Frantic Transmissions to and from Los Angeles chronicles the trajectory of Braverman's Left Coast generation with a voice of singular power. She was an antiwar activist in Berkeley, a punk-rock poet on Sunset Strip, a single mother in the East L.A. barrio, and a woman in recovery at AA meetings in Beverly Hills. By 1990 she was married and settled into a life of writing and teaching. In her forties, Braverman did the unthinkable and moved from Beverly Hills to New York's Allegheny Mountains to a 150-year-old farmhouse.
In wide-ranging transmissions, Braverman deftly contrasts the social histories of Los Angeles with her new, timeless rural community; describes the effects of the changing seasons on her Californian, sun-drenched soul; and marvels at how a remote farmhouse can offer surprising consolations.
Library Journal calls Braverman a "literary genius"; Rolling Stone describes her as having the "power and intensity you don't see much outside of rock and roll." Frantic Transmissions to and from Los Angeles offers an eccentric and insightful view of social and individual transformation.

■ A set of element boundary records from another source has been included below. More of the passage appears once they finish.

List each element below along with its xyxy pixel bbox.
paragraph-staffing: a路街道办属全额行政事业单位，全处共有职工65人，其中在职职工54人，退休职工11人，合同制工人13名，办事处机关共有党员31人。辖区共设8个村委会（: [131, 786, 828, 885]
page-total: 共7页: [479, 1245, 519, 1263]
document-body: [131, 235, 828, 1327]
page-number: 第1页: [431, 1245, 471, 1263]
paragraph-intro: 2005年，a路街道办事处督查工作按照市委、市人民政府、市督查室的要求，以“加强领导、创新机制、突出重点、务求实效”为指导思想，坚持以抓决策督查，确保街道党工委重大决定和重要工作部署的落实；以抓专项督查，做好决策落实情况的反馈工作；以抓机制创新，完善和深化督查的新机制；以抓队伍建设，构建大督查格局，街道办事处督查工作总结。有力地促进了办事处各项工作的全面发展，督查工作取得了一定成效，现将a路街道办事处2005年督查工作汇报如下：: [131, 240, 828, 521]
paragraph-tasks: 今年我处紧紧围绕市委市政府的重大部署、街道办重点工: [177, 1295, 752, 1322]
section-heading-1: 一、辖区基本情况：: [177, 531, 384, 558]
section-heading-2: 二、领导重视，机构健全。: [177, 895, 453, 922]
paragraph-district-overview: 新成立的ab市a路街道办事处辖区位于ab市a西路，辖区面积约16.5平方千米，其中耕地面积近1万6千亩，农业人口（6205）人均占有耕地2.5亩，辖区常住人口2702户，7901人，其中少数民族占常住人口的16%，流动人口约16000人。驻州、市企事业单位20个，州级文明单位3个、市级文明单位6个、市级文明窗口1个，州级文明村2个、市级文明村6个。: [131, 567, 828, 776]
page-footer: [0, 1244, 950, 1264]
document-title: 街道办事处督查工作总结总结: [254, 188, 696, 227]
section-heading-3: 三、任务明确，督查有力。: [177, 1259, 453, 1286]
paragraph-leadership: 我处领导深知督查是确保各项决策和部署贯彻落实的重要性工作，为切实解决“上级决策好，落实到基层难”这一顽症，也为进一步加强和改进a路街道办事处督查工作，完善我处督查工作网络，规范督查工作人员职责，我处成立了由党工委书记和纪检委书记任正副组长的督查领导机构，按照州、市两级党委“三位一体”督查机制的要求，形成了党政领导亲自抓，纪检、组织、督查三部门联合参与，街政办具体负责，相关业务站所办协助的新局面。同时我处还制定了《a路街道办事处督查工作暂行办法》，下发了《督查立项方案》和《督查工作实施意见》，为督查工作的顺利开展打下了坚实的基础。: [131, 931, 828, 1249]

"Experimental poet and novelist Braverman (The Incantation of Frida K.) proffers a brash, witty memoir comprising a dozen bubbling, occasionally repetitive essays chronicling her 1990s move from L.A. to an upstate New York farmhouse. After the last spate of riots and a major earthquake, the 40-something Braverman decides to quit the city of her birth and head to the Allegheny Mountains to live through brutal winters with her husband, an academic scientist, and teenage daughter. In the first and funniest essay, Braverman relates how a longtime denizen of L.A. like herself manages to leave, an ordeal in itself: 'Such a departure requires magical intervention.' Then she is prey to advice from others, such as Uncle Irving, who gives the lowdown on their Jewish family's desperate emigration from the Old World: 'They couldn't even invent a past with a single exception to impoverishment.' In six 'Transmission' essays, Braverman delineates her thorny new eastern habitat, where she enjoys four bathrooms, gardening and 'active correspondence necessitating pens and the postal service'; with snow falling for eight consecutive months, she even craves the crass fantasyland of L.A. malls. In fact, once removed from that city's crime and materialism, Braverman finds she can draw in sharp relief its 'accumulated atrocities.'" Publishers Weekly (Copyright Reed Business Information, Inc.)
About the Author
Kate Braverman is the author of several works of fiction and poetry, most recently, The Incantation of Frida K. She currently lives with her husband in San Francisco.